As 105 pessoas físicas e as 65 pessoas jurídicas entrevistadas nesse trabalho da Unicamp/UnB apontam as licenças ambientais como um dos entraves à geração. São documentos que podem ser caros, demorados e até abusivos, expedidos pelas secretarias estaduais de meio ambiente e pelo Instituto Brasileiro do Meio Ambiente e dos Recursos Naturais Renováveis (Ibama). Esse trabalho sugere que a lei seja corrigida e as licenças não demorem mais de 30 dias corridos para a sua liberação ou reprovação; algumas demoram até um ano e sete meses. Os entrevistados registram que até rota de pássaros e alguns peixes podem embargar obras gigantes, de muitos milhões de reais, já aprovadas e em construção.

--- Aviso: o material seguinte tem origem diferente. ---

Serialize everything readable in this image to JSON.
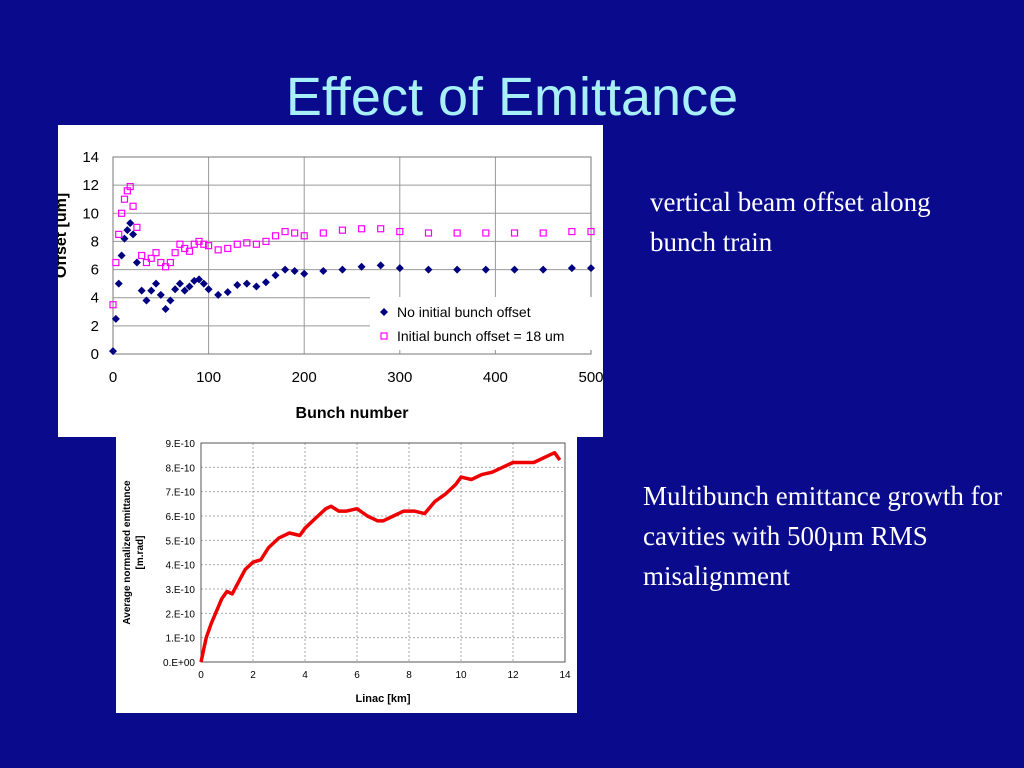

A última ação para ajudar o Brasil a entrar nos trilhos é a da governabilidade. O quadro político não tem agilidade proporcional à rapidez das mudanças sociais, tecnológicas e econômicas exigidas. Entre elas está o fato de que a expansão do consumo de energia é maior que a da infraestrutura. Como o Estado tem pouco caixa, procura se unir à iniciativa privada. Entre outros efeitos desse quadro, surge um vácuo legislativo, uma desaprovação popular e um desempenho político nem sempre transparente. O governo às vezes precisa emitir medidas provisórias casadas com o Legislativo. Os entrevistados nessa pesquisa da Unicamp/UnB mostram um certo cansaço com relação a fatos do mercado de eletricidade como a burocracia, o corporativismo, o uso da máquina para fins duvidosos, o alto risco com baixo lucro, assim como uma desconfiança em um horizonte mais largo. A maioria dos segmentos sociais percebe a existência deste quadro, mas se diz sem condição de mudar a situação. Talvez um novo apagão, como o de 2001, traga um pouco de bom senso, vontade política e consciência acerca do bem comum e da necessidade de cooperação suprapartidária entre os que decidem os destinos da cara eletricidade paga pelos 193 milhões de brasileiros.
Luiz Vicente Gentil é professor da Universidade de Brasília (UnB) e engenheiro com pós-doutorado em marco regulatório elétrico.